Setup git-svn to FGAddon in your per-aircraft repository:

% git svn init 
svn+ssh://<user>@svn.code.sf.net/p/flightgear/fgaddon/trunk/Aircraft/<aircraft>;

Step 2

Fetch its current state from FGAddon/SVN:

% git svn fetch

Step 3

The downloaded SVN history is in the remote branch remotes/git-svn. To commit changes to SVN you need a local branch that tracks this remote branch. Create a local FGAddon branch that you will use to commit updates. You could use this branch as your new master branch, but I would do this since the branch used to pull/push from/to SVN will be rebased on SVN updates and gets ugly SVN user names etc. in the commits. However, point 4. below would be much shorter if you do all your development on the SVN interface branch.

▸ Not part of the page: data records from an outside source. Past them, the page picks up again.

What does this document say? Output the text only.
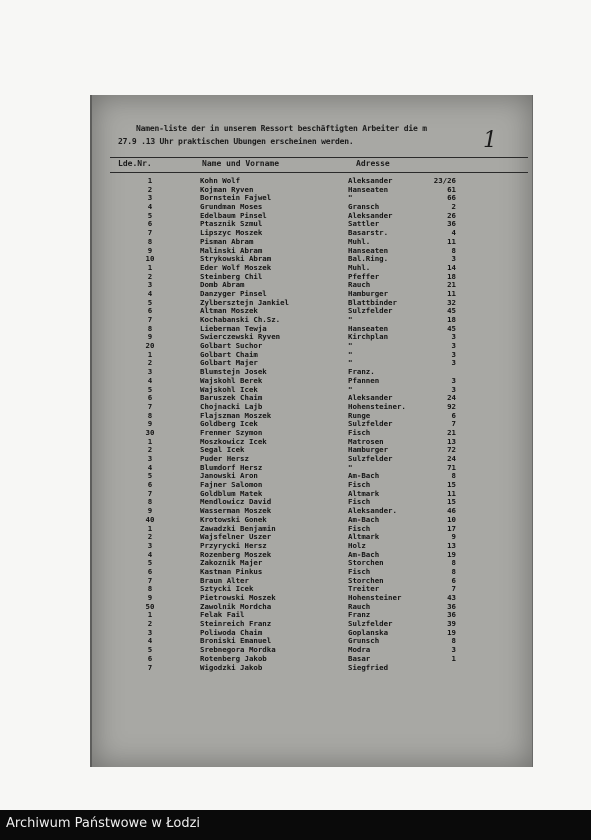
Namen-liste der in unserem Ressort beschäftigten Arbeiter die m
27.9 .13 Uhr praktischen Ubungen erscheinen werden.	1
Lde.Nr.	Name und Vorname	Adresse
1	Kohn Wolf	Aleksander	23/26
2	Kojman Ryven	Hanseaten	61
3	Bornstein Fajwel	"	66
4	Grundman Moses	Gransch	2
5	Edelbaum Pinsel	Aleksander	26
6	Ptasznik Szmul	Sattler	36
7	Lipszyc Moszek	Basarstr.	4
8	Pisman Abram	Muhl.	11
9	Malinski Abram	Hanseaten	8
10	Strykowski Abram	Bal.Ring.	3
1	Eder Wolf Moszek	Muhl.	14
2	Steinberg Chil	Pfeffer	18
3	Domb Abram	Rauch	21
4	Danzyger Pinsel	Hamburger	11
5	Zylbersztejn Jankiel	Blattbinder	32
6	Altman Moszek	Sulzfelder	45
7	Kochabanski Ch.Sz.	"	18
8	Lieberman Tewja	Hanseaten	45
9	Swierczewski Ryven	Kirchplan	3
20	Golbart Suchor	"	3
1	Golbart Chaim	"	3
2	Golbart Majer	"	3
3	Blumstejn Josek	Franz.
4	Wajskohl Berek	Pfannen	3
5	Wajskohl Icek	"	3
6	Baruszek Chaim	Aleksander	24
7	Chojnacki Lajb	Hohensteiner.	92
8	Flajszman Moszek	Runge	6
9	Goldberg Icek	Sulzfelder	7
30	Frenmer Szymon	Fisch	21
1	Moszkowicz Icek	Matrosen	13
2	Segal Icek	Hamburger	72
3	Puder Hersz	Sulzfelder	24
4	Blumdorf Hersz	"	71
5	Janowski Aron	Am-Bach	8
6	Fajner Salomon	Fisch	15
7	Goldblum Matek	Altmark	11
8	Mendlowicz David	Fisch	15
9	Wasserman Moszek	Aleksander.	46
40	Krotowski Gonek	Am-Bach	10
1	Zawadzki Benjamin	Fisch	17
2	Wajsfelner Uszer	Altmark	9
3	Przyrycki Hersz	Holz	13
4	Rozenberg Moszek	Am-Bach	19
5	Zakoznik Majer	Storchen	8
6	Kastman Pinkus	Fisch	8
7	Braun Alter	Storchen	6
8	Sztycki Icek	Treiter	7
9	Pietrowski Moszek	Hohensteiner	43
50	Zawolnik Mordcha	Rauch	36
1	Felak Fail	Franz	36
2	Steinreich Franz	Sulzfelder	39
3	Poliwoda Chaim	Goplanska	19
4	Broniski Emanuel	Grunsch	8
5	Srebnegora Mordka	Modra	3
6	Rotenberg Jakob	Basar	1
7	Wigodzki Jakob	Siegfried
Archiwum Państwowe w Łodzi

% git branch fgaddon remotes/git-svn

Step 4

When you have committed new stuff on your master branch that you want to push to FGAddon, you checkout your FGAddon branch:

% git checkout FGAddon

Update it from SVN in case someone else has touched your aircraft in the FGAddon SVN.

% git svn rebase

Cherry-pick your new stuff from master to FGAddon:

% git cherry-pick <commit id>

Commit the local commits on your FGAddon branch to the FGAddon SVN:

% git svn dcommit

Checkout your master branch again for local development:

% git checkout master

Step 5

To get changes from upstream you can either just download them with

% git svn fetch

or download them and rebase your FGAddon branch onto them:

% git checkout FGAddon
% git svn rebase

If you keep your local master separate from FGAddon you would need to cherry-pick upstream updates you want to your master branch. These days I always use git-svn rather than the ordinary SVN tools when working with SVN repositories. It is just so much nicer to me.